Since the heart works as a double pump, it is able to complete a cardiac cycle, which is one full heartbeat and usually takes about .8 seconds to complete. This takes place in three phases with the first being mid-to-late diastole. During this part, blood flows passively into the heart, deoxygenated blood into the right atrium, and oxygenated blood into the left atrium. At the end of this phase, the blood travels to the ventricles. The second phase to begin is called ventricular systole, when the ventricles contract, the AV valve shuts, and blood flows into the relaxing atria. In the third phase, early diastole, the ventricles relax, semilunar valves close, the AV valves open, and blood flows to the atria.

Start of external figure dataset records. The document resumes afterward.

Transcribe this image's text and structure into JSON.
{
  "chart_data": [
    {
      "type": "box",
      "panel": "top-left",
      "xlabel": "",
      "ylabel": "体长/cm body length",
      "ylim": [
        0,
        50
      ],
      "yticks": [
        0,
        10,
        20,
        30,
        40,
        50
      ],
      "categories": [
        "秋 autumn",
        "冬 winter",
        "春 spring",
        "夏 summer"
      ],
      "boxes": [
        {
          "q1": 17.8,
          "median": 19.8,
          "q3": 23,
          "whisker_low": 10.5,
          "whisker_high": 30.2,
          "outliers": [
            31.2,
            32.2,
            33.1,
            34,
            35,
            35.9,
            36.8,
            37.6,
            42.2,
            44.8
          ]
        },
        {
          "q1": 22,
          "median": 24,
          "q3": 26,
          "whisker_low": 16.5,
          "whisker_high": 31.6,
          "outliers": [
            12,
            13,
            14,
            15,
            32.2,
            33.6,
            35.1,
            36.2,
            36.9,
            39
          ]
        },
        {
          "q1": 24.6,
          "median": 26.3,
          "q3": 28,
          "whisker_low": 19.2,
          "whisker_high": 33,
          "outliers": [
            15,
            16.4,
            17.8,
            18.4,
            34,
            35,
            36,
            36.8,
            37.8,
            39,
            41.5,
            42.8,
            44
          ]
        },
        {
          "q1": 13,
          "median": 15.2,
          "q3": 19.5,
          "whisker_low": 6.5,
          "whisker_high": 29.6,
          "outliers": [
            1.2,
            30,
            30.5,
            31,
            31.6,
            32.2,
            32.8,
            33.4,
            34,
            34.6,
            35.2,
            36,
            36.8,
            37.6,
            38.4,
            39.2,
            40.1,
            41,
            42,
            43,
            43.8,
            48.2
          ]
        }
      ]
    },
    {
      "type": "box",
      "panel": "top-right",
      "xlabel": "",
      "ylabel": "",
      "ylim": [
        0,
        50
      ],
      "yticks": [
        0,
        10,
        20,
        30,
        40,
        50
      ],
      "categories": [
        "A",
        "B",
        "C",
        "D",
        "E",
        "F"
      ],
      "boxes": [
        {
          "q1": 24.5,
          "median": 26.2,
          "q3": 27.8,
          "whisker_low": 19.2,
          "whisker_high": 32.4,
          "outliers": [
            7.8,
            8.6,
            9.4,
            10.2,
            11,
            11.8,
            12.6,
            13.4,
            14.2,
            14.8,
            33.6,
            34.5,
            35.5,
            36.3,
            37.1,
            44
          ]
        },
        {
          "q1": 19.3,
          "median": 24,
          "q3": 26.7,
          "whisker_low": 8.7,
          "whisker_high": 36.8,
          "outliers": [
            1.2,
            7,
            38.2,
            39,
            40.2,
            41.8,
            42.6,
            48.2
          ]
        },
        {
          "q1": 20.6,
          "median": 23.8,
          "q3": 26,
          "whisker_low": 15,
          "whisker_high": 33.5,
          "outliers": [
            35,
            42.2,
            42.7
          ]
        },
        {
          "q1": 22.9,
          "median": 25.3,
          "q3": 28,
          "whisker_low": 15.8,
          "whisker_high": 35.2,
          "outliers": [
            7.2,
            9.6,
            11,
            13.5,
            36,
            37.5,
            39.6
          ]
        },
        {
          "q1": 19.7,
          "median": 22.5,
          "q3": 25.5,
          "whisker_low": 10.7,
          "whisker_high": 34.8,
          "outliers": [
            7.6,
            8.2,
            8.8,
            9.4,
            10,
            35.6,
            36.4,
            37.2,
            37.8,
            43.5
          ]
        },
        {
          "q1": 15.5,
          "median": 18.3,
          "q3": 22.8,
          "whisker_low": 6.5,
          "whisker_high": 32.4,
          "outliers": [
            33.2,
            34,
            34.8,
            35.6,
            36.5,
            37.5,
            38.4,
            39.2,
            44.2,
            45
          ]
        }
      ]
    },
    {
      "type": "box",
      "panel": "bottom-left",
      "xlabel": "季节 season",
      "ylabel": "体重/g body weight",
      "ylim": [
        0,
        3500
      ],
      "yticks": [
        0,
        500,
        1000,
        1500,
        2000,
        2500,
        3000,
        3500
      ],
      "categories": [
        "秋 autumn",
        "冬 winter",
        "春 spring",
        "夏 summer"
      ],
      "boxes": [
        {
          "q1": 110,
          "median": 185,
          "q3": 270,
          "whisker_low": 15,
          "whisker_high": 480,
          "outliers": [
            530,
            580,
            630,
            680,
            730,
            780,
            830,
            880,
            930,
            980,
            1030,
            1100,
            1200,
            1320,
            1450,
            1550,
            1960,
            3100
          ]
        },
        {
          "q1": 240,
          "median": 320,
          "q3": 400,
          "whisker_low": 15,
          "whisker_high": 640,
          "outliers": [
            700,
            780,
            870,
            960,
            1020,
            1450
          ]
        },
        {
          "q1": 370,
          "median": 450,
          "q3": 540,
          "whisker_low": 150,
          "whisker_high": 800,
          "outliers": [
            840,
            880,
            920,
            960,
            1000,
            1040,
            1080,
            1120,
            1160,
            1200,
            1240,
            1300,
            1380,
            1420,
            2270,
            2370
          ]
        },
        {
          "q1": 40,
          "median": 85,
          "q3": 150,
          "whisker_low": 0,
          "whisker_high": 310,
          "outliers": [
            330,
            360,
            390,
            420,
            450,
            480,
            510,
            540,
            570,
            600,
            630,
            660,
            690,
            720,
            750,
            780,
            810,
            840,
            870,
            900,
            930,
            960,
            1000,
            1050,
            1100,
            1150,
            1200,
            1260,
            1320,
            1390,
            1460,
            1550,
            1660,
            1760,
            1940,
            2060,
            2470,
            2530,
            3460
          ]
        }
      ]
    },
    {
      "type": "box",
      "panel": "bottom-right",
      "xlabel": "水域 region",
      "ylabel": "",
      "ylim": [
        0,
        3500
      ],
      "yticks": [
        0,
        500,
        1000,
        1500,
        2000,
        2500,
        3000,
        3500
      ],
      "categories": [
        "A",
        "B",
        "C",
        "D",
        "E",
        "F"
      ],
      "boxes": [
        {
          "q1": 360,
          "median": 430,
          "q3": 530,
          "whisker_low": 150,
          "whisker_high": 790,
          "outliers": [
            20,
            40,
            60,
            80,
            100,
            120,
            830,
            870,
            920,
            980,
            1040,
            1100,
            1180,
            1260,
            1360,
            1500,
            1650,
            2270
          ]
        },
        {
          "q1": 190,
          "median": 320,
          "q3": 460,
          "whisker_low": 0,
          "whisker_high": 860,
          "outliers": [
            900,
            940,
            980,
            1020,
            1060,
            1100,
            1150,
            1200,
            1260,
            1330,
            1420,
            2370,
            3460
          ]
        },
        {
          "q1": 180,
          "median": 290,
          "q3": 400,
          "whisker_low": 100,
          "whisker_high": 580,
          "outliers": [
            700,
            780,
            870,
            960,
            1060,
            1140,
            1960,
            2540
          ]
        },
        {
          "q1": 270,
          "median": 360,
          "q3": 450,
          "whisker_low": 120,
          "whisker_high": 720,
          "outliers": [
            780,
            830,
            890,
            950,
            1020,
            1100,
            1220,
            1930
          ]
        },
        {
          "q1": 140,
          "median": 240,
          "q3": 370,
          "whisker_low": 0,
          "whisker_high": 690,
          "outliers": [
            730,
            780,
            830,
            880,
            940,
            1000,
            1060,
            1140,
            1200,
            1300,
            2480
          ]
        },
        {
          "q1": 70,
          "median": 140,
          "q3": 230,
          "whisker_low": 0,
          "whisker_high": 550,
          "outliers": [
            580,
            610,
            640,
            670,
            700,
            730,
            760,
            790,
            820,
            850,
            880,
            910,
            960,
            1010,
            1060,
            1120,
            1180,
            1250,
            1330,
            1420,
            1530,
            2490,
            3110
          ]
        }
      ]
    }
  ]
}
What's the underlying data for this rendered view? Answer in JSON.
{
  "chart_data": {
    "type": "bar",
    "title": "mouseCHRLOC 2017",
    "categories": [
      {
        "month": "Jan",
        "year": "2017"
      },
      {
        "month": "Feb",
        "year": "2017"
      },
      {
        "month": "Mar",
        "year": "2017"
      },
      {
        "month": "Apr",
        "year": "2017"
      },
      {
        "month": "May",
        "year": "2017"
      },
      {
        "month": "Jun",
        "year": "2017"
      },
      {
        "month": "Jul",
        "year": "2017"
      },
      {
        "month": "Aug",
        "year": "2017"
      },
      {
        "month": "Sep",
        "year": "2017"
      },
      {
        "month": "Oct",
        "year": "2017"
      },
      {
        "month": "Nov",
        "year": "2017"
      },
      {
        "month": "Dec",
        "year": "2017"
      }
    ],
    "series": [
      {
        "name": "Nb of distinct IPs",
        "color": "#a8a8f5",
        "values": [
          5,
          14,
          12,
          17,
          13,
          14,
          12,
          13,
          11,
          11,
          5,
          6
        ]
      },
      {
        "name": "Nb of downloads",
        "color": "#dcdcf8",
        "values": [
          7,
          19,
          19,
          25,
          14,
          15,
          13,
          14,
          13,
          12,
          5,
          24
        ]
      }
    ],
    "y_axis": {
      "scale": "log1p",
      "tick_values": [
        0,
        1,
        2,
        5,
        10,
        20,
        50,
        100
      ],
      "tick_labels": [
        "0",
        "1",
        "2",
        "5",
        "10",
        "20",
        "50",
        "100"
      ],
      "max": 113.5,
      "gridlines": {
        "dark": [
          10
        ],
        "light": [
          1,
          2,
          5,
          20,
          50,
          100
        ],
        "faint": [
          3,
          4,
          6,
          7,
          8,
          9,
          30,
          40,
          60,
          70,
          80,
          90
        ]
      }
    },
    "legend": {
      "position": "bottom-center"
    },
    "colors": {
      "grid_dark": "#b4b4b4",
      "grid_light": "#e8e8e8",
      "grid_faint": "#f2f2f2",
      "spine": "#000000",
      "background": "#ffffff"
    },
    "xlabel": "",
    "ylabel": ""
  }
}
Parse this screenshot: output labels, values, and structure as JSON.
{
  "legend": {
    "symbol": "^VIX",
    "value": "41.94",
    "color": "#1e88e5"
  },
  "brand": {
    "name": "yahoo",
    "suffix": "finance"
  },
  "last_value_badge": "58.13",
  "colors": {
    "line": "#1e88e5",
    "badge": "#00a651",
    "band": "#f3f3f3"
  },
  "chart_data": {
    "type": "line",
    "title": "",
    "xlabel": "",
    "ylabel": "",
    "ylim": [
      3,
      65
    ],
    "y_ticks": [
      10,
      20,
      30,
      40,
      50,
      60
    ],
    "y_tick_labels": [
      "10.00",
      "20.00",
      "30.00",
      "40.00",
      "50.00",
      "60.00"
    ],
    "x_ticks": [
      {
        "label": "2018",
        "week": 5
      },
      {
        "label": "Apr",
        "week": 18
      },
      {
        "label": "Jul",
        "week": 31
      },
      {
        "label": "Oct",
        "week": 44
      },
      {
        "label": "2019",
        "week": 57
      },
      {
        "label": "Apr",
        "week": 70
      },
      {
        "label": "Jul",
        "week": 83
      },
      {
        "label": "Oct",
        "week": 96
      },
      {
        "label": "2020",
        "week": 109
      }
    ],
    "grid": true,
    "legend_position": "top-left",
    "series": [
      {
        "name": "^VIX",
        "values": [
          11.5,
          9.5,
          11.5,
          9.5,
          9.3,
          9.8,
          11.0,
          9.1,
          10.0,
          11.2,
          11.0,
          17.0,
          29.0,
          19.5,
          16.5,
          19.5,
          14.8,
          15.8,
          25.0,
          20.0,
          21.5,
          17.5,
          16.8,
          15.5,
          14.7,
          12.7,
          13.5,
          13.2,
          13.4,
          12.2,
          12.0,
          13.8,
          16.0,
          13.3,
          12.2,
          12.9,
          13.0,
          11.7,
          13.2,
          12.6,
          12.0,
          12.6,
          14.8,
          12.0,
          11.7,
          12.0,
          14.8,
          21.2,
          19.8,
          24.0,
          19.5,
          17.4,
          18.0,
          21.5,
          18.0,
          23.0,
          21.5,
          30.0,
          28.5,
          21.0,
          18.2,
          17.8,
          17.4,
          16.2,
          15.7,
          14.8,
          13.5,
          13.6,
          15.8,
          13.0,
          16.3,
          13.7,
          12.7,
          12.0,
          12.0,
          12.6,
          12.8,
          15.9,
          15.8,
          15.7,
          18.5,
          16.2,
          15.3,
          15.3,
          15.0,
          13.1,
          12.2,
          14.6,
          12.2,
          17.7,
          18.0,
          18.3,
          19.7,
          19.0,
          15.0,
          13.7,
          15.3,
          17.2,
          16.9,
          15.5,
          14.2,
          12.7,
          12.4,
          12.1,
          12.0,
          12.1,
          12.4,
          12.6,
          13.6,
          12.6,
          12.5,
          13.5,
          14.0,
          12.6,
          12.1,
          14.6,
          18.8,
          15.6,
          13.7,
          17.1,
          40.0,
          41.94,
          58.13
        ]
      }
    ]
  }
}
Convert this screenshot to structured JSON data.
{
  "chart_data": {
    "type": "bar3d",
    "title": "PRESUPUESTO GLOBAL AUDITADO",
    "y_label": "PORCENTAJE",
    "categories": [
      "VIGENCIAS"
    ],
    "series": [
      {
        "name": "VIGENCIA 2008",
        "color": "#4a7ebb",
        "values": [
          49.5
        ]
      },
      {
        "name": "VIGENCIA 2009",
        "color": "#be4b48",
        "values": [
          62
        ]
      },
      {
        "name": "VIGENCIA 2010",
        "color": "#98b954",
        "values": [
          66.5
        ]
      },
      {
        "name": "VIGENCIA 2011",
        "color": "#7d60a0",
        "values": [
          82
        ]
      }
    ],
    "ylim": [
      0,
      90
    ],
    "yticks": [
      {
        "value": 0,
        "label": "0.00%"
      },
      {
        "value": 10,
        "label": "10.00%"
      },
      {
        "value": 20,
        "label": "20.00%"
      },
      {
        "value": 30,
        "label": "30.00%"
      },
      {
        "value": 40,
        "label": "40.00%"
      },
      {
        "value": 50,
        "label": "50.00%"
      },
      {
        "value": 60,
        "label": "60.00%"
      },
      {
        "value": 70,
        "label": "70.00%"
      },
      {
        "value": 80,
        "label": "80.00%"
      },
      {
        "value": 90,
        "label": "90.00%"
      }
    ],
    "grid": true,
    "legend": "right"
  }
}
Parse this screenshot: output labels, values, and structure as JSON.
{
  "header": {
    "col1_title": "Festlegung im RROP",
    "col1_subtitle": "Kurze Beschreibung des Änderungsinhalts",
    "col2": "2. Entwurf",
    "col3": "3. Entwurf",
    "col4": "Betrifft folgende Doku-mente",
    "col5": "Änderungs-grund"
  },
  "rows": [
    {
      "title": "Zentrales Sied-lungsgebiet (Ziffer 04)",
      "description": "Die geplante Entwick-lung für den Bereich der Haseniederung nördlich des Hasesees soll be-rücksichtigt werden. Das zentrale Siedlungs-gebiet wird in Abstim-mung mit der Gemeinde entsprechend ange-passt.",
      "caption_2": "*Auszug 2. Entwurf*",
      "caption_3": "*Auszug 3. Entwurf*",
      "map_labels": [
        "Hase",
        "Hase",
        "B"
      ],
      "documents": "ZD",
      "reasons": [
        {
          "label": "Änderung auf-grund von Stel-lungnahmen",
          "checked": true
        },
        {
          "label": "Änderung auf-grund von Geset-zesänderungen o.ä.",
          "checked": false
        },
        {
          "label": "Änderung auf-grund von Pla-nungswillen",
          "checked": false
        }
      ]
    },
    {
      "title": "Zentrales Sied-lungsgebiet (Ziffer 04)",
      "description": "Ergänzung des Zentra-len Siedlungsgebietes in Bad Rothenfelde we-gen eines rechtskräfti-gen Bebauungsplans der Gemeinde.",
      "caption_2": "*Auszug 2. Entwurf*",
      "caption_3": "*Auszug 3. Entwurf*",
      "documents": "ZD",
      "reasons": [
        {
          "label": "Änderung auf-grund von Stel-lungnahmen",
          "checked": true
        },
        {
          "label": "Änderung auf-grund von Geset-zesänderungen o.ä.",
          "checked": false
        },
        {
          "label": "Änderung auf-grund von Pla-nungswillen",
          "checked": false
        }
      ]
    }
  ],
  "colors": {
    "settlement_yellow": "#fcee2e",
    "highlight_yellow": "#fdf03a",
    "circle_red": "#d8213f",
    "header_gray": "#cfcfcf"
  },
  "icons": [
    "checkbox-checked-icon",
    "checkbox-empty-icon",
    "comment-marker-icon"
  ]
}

A case of special circulation takes place in the Circle of Willis. Located in the brain, the Cirlce of Willis is made up as a combination of veins and arteries. Its biggest function is another pathway to the brain in case the primary one gets blocked. Another case of special circulation is in a fetus. The lungs and digestive system of a fetus are inactive, so all nutrient and gas exchanges take place through the placenta. In the umbilical cord are three blood vessels, the very large umbilical vein, which brings nutrient rich blood and two smaller umbilical arteries that get rid of waste. The ductus venosus bypasses the liver bringing the blood right into the fetuses’ placenta and the foramen ovale allows blood to bypass the lungs and enter directly into the heart.